We think the answer to this contention is Curran v. Smith-Zollinger Co., 18 Del.Ch. 220, 157 A. 432, in which case the Smith-Zollinger Company, a tenant under several leases, became insolvent. A receiver was appointed for it who repudiated the leases. The landlords filed claims in the receivership to recover the balance of the rent due. In passing upon the claims, the Chancellor held that the measure of damages on a claim based upon repudiation of a lease is the difference between the rent stipulated in the lease and the fair rental value for the balance of the term.
While, on its face, Smith-Zollinger may seem to be authority for Equity jurisdiction over causes for breach of lease, such is not the case. Chancery, in Delaware, has jurisdiction to appoint receivers and to determine claims against the insolvent corporation. Incidentally, it is apparent that the judgment at bar ordering the payment of six months' rent in full is violative of the measure of damages laid down in Smith-Zollinger.
Nor does Clough v. Cook, 10 Del. Ch. 175, 87 A. 1017, which decreed specific performance of an option to renew a lease aid the plaintiff. In this case, the complainant was the tenant who sought to exercise his option. The basis for the grant of specific performance was that a lease gave a tenant some interest in real estate, which, traditionally, has always been enforced in Equity. To the same effect is Matthes v. Wier, 10 Del.Ch. 63, 84 A. 878.

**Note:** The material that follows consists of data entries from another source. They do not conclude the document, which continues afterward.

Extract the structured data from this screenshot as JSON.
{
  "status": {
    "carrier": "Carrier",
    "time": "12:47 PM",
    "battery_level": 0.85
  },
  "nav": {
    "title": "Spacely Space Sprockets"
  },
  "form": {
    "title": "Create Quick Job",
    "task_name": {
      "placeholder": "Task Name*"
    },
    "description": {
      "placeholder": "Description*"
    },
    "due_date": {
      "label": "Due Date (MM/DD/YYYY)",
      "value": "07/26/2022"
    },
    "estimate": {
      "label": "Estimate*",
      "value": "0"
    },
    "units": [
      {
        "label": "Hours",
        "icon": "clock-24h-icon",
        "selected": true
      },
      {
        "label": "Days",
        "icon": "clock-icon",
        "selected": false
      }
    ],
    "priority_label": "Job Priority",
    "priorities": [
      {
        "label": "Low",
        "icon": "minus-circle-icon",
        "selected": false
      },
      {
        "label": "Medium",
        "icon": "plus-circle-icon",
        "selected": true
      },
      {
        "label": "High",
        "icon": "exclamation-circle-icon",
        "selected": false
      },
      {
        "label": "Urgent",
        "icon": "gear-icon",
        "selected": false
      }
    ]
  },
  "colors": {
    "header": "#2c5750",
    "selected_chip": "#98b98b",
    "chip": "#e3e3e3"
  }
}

Clough and Matthes do not aid Rosin who is a landlord seeking only the recovery of money. By no stretch of the imagination can it be said that the case at bar seeks the enforcement of any interest in real estate.
This action should therefore have been dismissed for lack of jurisdiction in Chancery. However, because of the already too long delay in the ending of this controversy, we will remand the cause with instructions to dismiss for lack of jurisdiction, but with leave to the plaintiff to apply under 10 Del.C. § 1901 for transferral to the Superior Court.